If our bodies are the ballet performance, and DNA is our repertoire of dance steps, then transcription factors such as NF-kappaB translate that repertoire into choreography - RNA. RNA in turn generates the protein - dancer - that carries out the choreography.
I-kappaB, on the other hand, is an inhibitor. So long as our bodies are performing as they should, I-kappaB remains attached to NF-kappaB, preventing it from generating RNA. When the cell comes under stress, however, the I-kappaB disintegrates, freeing NF-kappaB to start that process that results in more proteins - including I-kappaB. This system of transcription and inhibition is called the signaling process; when it is functioning properly, NF-kappaB will trigger the creation of a given protein only when the body needs more of that particular protein.
Recently, some of Schafer's experimental collaborators suggested that a certain type of I-kappaB can actively strip NF-kappaB from DNA, cutting the signaling and transcription process short. If this is true, it will change our understanding of the signaling process, and in particular, how NF-kappaB is regulated. The question is, how does this stripping work, and why can only certain types of I-kappaB do it?
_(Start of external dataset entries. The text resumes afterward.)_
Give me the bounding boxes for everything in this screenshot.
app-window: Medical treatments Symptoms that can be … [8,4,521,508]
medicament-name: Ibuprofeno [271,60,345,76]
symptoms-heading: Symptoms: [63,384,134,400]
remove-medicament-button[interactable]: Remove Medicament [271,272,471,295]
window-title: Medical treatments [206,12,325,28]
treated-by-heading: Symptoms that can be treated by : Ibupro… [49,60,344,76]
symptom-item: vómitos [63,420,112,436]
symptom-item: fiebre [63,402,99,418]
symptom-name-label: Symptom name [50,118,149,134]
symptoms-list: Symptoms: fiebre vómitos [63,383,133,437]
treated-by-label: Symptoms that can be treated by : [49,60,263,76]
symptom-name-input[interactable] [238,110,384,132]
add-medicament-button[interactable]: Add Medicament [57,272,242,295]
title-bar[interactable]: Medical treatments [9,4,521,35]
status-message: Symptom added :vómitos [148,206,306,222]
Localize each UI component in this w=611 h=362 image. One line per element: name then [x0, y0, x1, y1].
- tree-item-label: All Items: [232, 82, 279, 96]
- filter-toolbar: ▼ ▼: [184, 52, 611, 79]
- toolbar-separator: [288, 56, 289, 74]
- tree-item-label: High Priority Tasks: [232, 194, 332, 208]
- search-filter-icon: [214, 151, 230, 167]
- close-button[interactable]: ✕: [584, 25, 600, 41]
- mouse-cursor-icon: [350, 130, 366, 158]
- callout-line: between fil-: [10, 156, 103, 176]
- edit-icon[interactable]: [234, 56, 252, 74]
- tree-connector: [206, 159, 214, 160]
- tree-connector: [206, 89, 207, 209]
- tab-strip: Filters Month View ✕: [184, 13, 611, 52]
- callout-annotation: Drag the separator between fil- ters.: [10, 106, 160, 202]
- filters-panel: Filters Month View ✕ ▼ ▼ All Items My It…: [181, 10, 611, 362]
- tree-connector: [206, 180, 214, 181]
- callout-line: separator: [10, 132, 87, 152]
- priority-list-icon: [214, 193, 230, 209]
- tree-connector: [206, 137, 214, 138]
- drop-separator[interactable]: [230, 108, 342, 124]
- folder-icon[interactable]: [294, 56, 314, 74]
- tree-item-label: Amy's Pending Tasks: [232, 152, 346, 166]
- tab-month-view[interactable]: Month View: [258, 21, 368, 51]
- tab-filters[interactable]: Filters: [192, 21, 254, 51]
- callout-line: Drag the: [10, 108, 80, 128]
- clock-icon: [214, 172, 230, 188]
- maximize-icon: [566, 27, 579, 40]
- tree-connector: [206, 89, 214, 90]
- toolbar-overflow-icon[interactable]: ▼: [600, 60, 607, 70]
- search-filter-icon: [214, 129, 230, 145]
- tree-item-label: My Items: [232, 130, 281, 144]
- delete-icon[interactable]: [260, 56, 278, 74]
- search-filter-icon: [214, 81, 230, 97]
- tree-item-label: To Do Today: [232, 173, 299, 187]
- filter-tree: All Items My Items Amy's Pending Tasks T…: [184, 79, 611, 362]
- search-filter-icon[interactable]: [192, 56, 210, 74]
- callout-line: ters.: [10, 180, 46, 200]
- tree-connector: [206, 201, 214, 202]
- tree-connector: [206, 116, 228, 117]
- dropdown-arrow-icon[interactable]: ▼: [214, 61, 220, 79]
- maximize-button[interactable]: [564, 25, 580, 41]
To find answers to those questions, Schafer and his colleagues need to run thousands of molecular simulations. In the past, the group has used the CTBP cluster, or the Triton resource at the San Diego Supercomputer Center, said Schafer. But to complete this project, which is a classic case of high-throughput computing, they added the Open Science Grid to their toolkit.
"Many of our simulations can be run efficiently on a single processor but require many of these simulations to run simultaneously, which makes OSG particularly well suited to our purposes," Schafer said. "We have had recent technical advances which, combined with the OSG resources, should allow us to move faster than ever towards determining which specific structural aspects are important in the interactions between NF-kappaB, I-kappaB and DNA."